Tank Girl vs My Enemies
Team BadRep were put on the spot again this month: in the wake of SDCC Batgirl igniting the gender-and-comics conversation loud ‘n’ proud the team were asked to take a look at their favourite comic book titles and characters. First up, Sarah J with (for how could we not mention her) Tank Girl.
Reams have been written about whether Tank Girl is a legitimate feminist icon or not. My position is something along the lines of OMIGODILOVEHER which comes partly from a feminist place and partly from a place of profound 12 year old outsiderdom and rage.
Just to be clear I’m talking about what I think of as Tank Girl – the comics not the film (oh God not the film) and basically the first two volumes of the collected comic by Jamie Hewlett and Alan Martin. After that the stories go to an even weirder place, and I think the artwork goes downhill too (I’m fussy about artwork – reading Alan Moore’s superb Swamp Thing series despite the garish colour was a labour of love). But anyway: there’s a little chunk of my soul which belongs to early Tank Girl.
Where to start? She looks awesome. Yes, she’s often in a bra, and yes, she has a slightly implausible figure, but she’s a million miles away from traditional balloon breasted comic book heroines. She is rather androgynous, masculine without being butch, has actual facial expressions and a great philosophy about clothes. She is sexy, and sexual, but in a way which entirely rejects the idea of a performed sex appeal.
Then there’s her attitude. Irreverent and subversive to the very core of her being, she is linked in some of the stories with a demonic force, a sort of soul of chaos. There’s a great story where an aboriginal community summons a kind of mystical proto-Tank Girl (called Tanicha) to wreak bloody vengeance on the white men who are trying to steal their land and assault the women.1 Tanicha slaughters them gleefully, and in interestingly gendery ways. Tank Girl laughs at danger, power, pomp and duty in a thrilling and vicariously liberating way.

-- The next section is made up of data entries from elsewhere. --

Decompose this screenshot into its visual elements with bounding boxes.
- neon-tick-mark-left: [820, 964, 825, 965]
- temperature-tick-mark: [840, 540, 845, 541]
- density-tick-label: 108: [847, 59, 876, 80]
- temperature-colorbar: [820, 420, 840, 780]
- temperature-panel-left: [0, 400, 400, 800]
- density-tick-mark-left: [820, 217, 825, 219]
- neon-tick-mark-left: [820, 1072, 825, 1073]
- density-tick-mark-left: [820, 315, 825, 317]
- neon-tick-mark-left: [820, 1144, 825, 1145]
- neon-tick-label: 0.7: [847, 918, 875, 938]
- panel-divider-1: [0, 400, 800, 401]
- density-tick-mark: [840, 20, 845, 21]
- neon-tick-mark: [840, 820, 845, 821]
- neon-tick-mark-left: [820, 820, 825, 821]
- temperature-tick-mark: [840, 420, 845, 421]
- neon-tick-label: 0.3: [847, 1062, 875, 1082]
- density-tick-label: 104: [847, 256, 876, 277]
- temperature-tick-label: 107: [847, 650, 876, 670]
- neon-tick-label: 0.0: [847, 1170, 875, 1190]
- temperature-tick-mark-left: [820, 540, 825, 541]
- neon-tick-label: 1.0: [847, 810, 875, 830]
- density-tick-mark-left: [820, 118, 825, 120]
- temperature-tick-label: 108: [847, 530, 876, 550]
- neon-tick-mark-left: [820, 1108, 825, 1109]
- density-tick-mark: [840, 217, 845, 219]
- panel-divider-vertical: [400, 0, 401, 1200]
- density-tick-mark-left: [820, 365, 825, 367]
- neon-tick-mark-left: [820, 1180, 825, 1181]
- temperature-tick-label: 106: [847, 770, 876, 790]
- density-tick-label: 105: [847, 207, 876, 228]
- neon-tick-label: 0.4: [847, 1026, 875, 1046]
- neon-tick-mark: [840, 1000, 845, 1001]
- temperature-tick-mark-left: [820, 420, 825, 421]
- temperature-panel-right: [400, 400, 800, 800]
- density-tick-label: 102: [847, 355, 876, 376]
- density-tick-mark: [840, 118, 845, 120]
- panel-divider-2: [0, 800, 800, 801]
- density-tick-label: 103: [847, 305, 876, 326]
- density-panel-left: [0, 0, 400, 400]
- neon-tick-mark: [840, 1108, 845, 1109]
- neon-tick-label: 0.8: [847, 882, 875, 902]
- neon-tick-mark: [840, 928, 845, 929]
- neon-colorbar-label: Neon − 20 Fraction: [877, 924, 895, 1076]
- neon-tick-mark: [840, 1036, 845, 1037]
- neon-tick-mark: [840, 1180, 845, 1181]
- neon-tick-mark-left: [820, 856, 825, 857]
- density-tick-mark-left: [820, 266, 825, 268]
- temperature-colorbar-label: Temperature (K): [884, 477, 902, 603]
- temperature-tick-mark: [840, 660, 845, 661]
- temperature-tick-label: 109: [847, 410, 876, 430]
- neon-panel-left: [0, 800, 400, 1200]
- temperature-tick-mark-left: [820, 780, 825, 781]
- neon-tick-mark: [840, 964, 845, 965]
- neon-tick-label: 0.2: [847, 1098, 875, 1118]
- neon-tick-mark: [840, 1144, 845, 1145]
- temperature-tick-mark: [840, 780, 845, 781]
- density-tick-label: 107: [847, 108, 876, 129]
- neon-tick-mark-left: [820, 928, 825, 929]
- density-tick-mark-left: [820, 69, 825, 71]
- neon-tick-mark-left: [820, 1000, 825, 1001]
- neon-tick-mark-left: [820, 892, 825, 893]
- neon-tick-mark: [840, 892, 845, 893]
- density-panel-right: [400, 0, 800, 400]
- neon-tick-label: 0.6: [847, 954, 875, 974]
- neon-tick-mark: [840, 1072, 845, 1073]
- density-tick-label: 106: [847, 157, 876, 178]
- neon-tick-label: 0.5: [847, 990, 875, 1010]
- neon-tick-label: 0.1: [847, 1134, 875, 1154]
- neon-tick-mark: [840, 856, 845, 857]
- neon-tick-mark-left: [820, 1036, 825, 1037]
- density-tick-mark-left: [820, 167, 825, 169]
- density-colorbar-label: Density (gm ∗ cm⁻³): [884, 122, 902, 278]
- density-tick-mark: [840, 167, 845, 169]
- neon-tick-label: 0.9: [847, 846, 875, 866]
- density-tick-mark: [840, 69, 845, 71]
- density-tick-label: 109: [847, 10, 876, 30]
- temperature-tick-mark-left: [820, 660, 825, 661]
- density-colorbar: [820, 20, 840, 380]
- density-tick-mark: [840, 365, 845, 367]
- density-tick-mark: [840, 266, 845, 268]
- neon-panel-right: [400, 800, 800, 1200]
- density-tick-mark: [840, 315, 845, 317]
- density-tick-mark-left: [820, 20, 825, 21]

But then there are a few moments in which she is breathtakingly, shockingly human, even vulnerable. In one story, she dreams that her friends and her lover have had their minds destroyed in a psychiatric institution, One Flew Over The Cuckoo’s Nest -stylee. She wakes up shaken and goes to sit outside her beloved tank to think. As the sun comes up, her lover brings her a mug of tea. He’s a mutant kangaroo called Booga, for anyone who doesn’t know, but that doesn’t make the moment any less touching.
Although many of the characters that accompany her on her adventures are men, her female relationships are surprisingly significant. Her two childhood friends Jet Girl and Sub Girl are introduced in a story about her birthday party (spoiled through a lack of decent beer) and one issue consists of a letter from Tank Girl to her mum. She also goes to England at one point to visit her sick grandmother.
And some of the best stories are where she gets one over on a series of macho tough guys, from a kangaroo gang leader to a bounty hunter who underestimates her special gift for total destruction. In one of my favourites her former sergeant becomes obsessed with her lack of respect and her lack of discipline, and sets out to annihilate her. In his dream he prepares to blow her apart with a rocket but she just laughs at him.
Sergeant: “Look at me when I’m going to kill you!”
Tank: “The male ego rides again… Should I faint or scream? Ha ha ha ha!”
Then her breasts transform into missiles. Which makes the point quite nicely, I feel.
Tank Girl is not a positive role model. She’s not a ‘strong female character’. Unlike, say, the similarly badass Starbuck in the Battlestar Galactica reboot, she’s not particularly troubled, and she doesn’t experience remorse.
But when I was a geeky 12-year-old at school, powerless and furious, she was a lifeline. I’m sure my TG-inspired dreams of destruction saved me from turning my rage on someone in real life, when I finally gave up the fight to be quiet and pretty and clever and kind. When my peers were throwing sandwiches at me on the bus I’d just think, “What would Tank Girl do?” And I’d lean my head against the window and enjoy the carnage.
- This is a bit dodgy I guess as Hewlett and Martin patch in a bit of faux aboriginal culture as it suits them, but one of the main characters (Stevie) is an indigenous Australian and there’s nothing particularly mystical about him at least. [↩]
I’m another Tank Girl fan, and agree, mostly. I think that the her tendency to be sporting at least one or two sticking plasters where she’s cut herself shaving takes her firmly away from the “perfect sexy comic-book woman” place.
Incidentally, if you can find them, the Alan Moore American Gothic comics are available in a black-and-white version, published a long time back by Titan, when colour printing was expensive. I prefer them that way. The current Titan collections are colour, sadly.